This philosophy suggests that machines are more dependable than humans that they can record reality more precisely. “There have been many arguments for and against the idea that photographs are objective renderings of the real world” (Sturken and Cartwright 17). Some argue that cameras present the world in a subjective human point of view; some argue that photographs reflect the the real word directly.
The French theorist Roland Barthes says “[a] photograph, unlike a drawing, offers an unprecedented conjunction between what is here now (the image) and what was there then (the referent, or object, thing, or place)” (Sturken and Cartwright 17). He thinks photograph has the role of studium and he also thinks the truth of photographic is a myth. To him, truth is “always culturally inflected, never pure and uninfluenced by contextual factors” (Sturken and Cartwright 18).
Photographs have deep emotional connection to the objects around us which can be ones we like or dislike.
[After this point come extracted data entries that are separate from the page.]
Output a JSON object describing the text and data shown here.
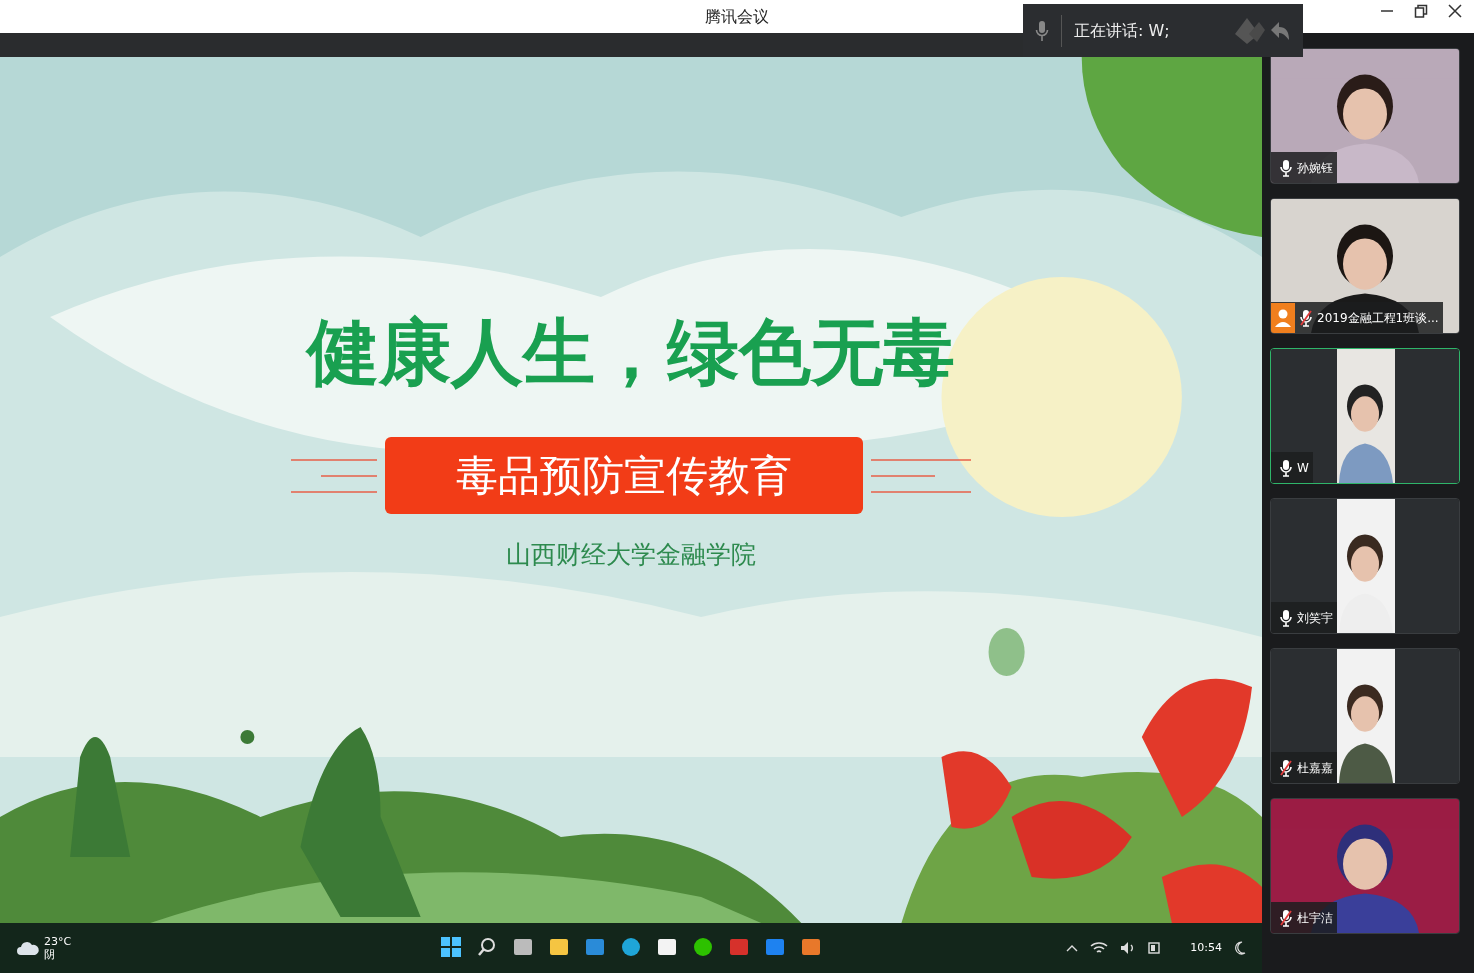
{
  "window": {
    "title": "腾讯会议"
  },
  "speaking": {
    "label": "正在讲话: W;"
  },
  "slide": {
    "title": "健康人生，绿色无毒",
    "banner": "毒品预防宣传教育",
    "subtitle": "山西财经大学金融学院"
  },
  "participants": [
    {
      "name": "孙婉钰",
      "muted": false,
      "selected": false,
      "avatar_badge": false,
      "kind": "full"
    },
    {
      "name": "2019金融工程1班谈...",
      "muted": true,
      "selected": false,
      "avatar_badge": true,
      "kind": "full"
    },
    {
      "name": "W",
      "muted": false,
      "selected": true,
      "avatar_badge": false,
      "kind": "portrait"
    },
    {
      "name": "刘笑宇",
      "muted": false,
      "selected": false,
      "avatar_badge": false,
      "kind": "portrait"
    },
    {
      "name": "杜嘉嘉",
      "muted": true,
      "selected": false,
      "avatar_badge": false,
      "kind": "portrait"
    },
    {
      "name": "杜宇洁",
      "muted": true,
      "selected": false,
      "avatar_badge": false,
      "kind": "full"
    }
  ],
  "taskbar": {
    "temperature": "23°C",
    "weather": "阴",
    "time": "10:54"
  }
}
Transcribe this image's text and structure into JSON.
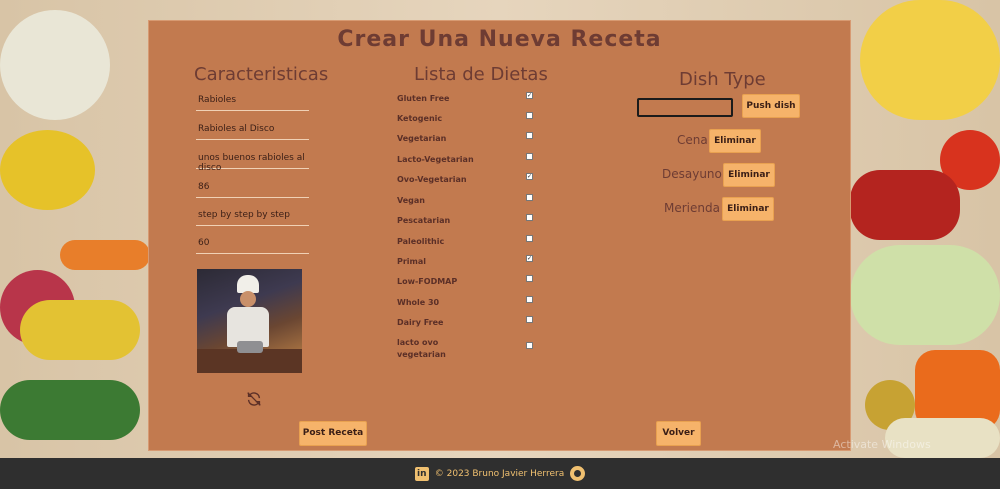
{
  "page": {
    "title": "Crear Una Nueva Receta"
  },
  "characteristics": {
    "heading": "Caracteristicas",
    "fields": [
      {
        "value": "Rabioles"
      },
      {
        "value": "Rabioles al Disco"
      },
      {
        "value": "unos buenos rabioles al disco"
      },
      {
        "value": "86"
      },
      {
        "value": "step by step by step"
      },
      {
        "value": "60"
      }
    ],
    "image_alt": "chef-image",
    "refresh_icon": "refresh-icon"
  },
  "diets": {
    "heading": "Lista de Dietas",
    "items": [
      {
        "label": "Gluten Free",
        "checked": true
      },
      {
        "label": "Ketogenic",
        "checked": false
      },
      {
        "label": "Vegetarian",
        "checked": false
      },
      {
        "label": "Lacto-Vegetarian",
        "checked": false
      },
      {
        "label": "Ovo-Vegetarian",
        "checked": true
      },
      {
        "label": "Vegan",
        "checked": false
      },
      {
        "label": "Pescatarian",
        "checked": false
      },
      {
        "label": "Paleolithic",
        "checked": false
      },
      {
        "label": "Primal",
        "checked": true
      },
      {
        "label": "Low-FODMAP",
        "checked": false
      },
      {
        "label": "Whole 30",
        "checked": false
      },
      {
        "label": "Dairy Free",
        "checked": false
      },
      {
        "label": "lacto ovo vegetarian",
        "checked": false
      }
    ]
  },
  "dish_types": {
    "heading": "Dish Type",
    "input_value": "",
    "push_label": "Push dish",
    "remove_label": "Eliminar",
    "items": [
      {
        "name": "Cena"
      },
      {
        "name": "Desayuno"
      },
      {
        "name": "Merienda"
      }
    ]
  },
  "actions": {
    "post_label": "Post Receta",
    "back_label": "Volver"
  },
  "footer": {
    "text": "© 2023 Bruno Javier Herrera",
    "linkedin_icon": "linkedin-icon",
    "github_icon": "github-icon"
  },
  "watermark": {
    "text": "Activate Windows"
  },
  "colors": {
    "card": "#c27a4f",
    "accent": "#f6b36a",
    "heading": "#6e3c33",
    "footer": "#2f2f2f"
  }
}
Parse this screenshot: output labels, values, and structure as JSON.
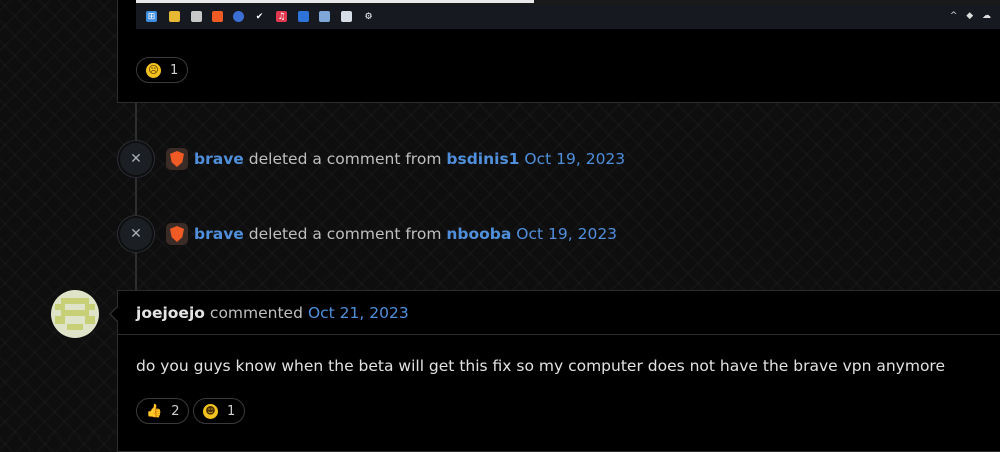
{
  "top_comment": {
    "reaction": {
      "emoji": "confused-face",
      "count": "1"
    },
    "taskbar_icons": [
      "windows-icon",
      "file-explorer-icon",
      "store-icon",
      "brave-browser-icon",
      "generic-app-icon",
      "steam-icon",
      "music-app-icon",
      "notes-icon",
      "paint-icon",
      "mail-icon",
      "settings-icon"
    ]
  },
  "events": [
    {
      "actor": "brave",
      "action": "deleted a comment from",
      "target": "bsdinis1",
      "date": "Oct 19, 2023"
    },
    {
      "actor": "brave",
      "action": "deleted a comment from",
      "target": "nbooba",
      "date": "Oct 19, 2023"
    }
  ],
  "comment": {
    "author": "joejoejo",
    "action": "commented",
    "date": "Oct 21, 2023",
    "body": "do you guys know when the beta will get this fix so my computer does not have the brave vpn anymore",
    "reactions": [
      {
        "emoji": "thumbs-up",
        "count": "2"
      },
      {
        "emoji": "grinning-face",
        "count": "1"
      }
    ]
  },
  "colors": {
    "link": "#4f8fdb",
    "emoji": "#f4c21f",
    "brave": "#f05a24"
  }
}
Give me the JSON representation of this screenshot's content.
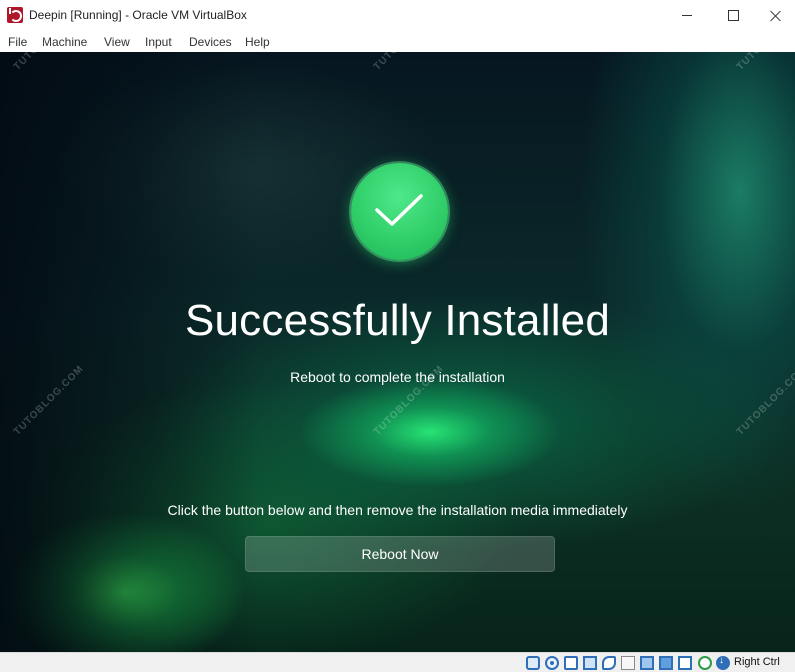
{
  "window": {
    "title": "Deepin [Running] - Oracle VM VirtualBox"
  },
  "menu": {
    "items": [
      "File",
      "Machine",
      "View",
      "Input",
      "Devices",
      "Help"
    ]
  },
  "installer": {
    "status_icon": "checkmark-icon",
    "heading": "Successfully Installed",
    "subheading": "Reboot to complete the installation",
    "instruction": "Click the button below and then remove the installation media immediately",
    "reboot_button": "Reboot Now"
  },
  "watermark": {
    "text": "TUTOBLOG.COM"
  },
  "statusbar": {
    "icons": [
      "hard-disk-icon",
      "optical-drive-icon",
      "audio-icon",
      "network-icon",
      "usb-icon",
      "shared-folders-icon",
      "display-icon",
      "recording-icon",
      "virtualization-icon",
      "mouse-integration-icon",
      "keyboard-capture-icon"
    ],
    "host_key": "Right Ctrl"
  },
  "colors": {
    "success_green": "#31cf6a",
    "vbox_blue": "#2f6fb8"
  }
}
Although we know that images can be modified easily, they still lie in the belief of objectivity. “Trolley-New Orleans (1995)”, is a black and white photograph taken by Robert Frank, portraits a group of people on a trolley in New Orleans. Sturken and Cartwright suggest that “a white matron [looks] suspicious, a white boy in his Sunday best, a black man looking mournful” (Sturken and Cartwright 19) in the photograph.
Some suggest that this photograph has a connotation of segregation in American going through change. Sturken and Cartwright believes “the faces of the passengers each look outward with different expressions, responding in different ways to their lives, their journey” (Sturken and Cartwright 19). In conclusion, Sturken and Cartwright state that Roland Barthes believes a photograph has both denotative, which means literal; and connotative, which means symbolic, meanings.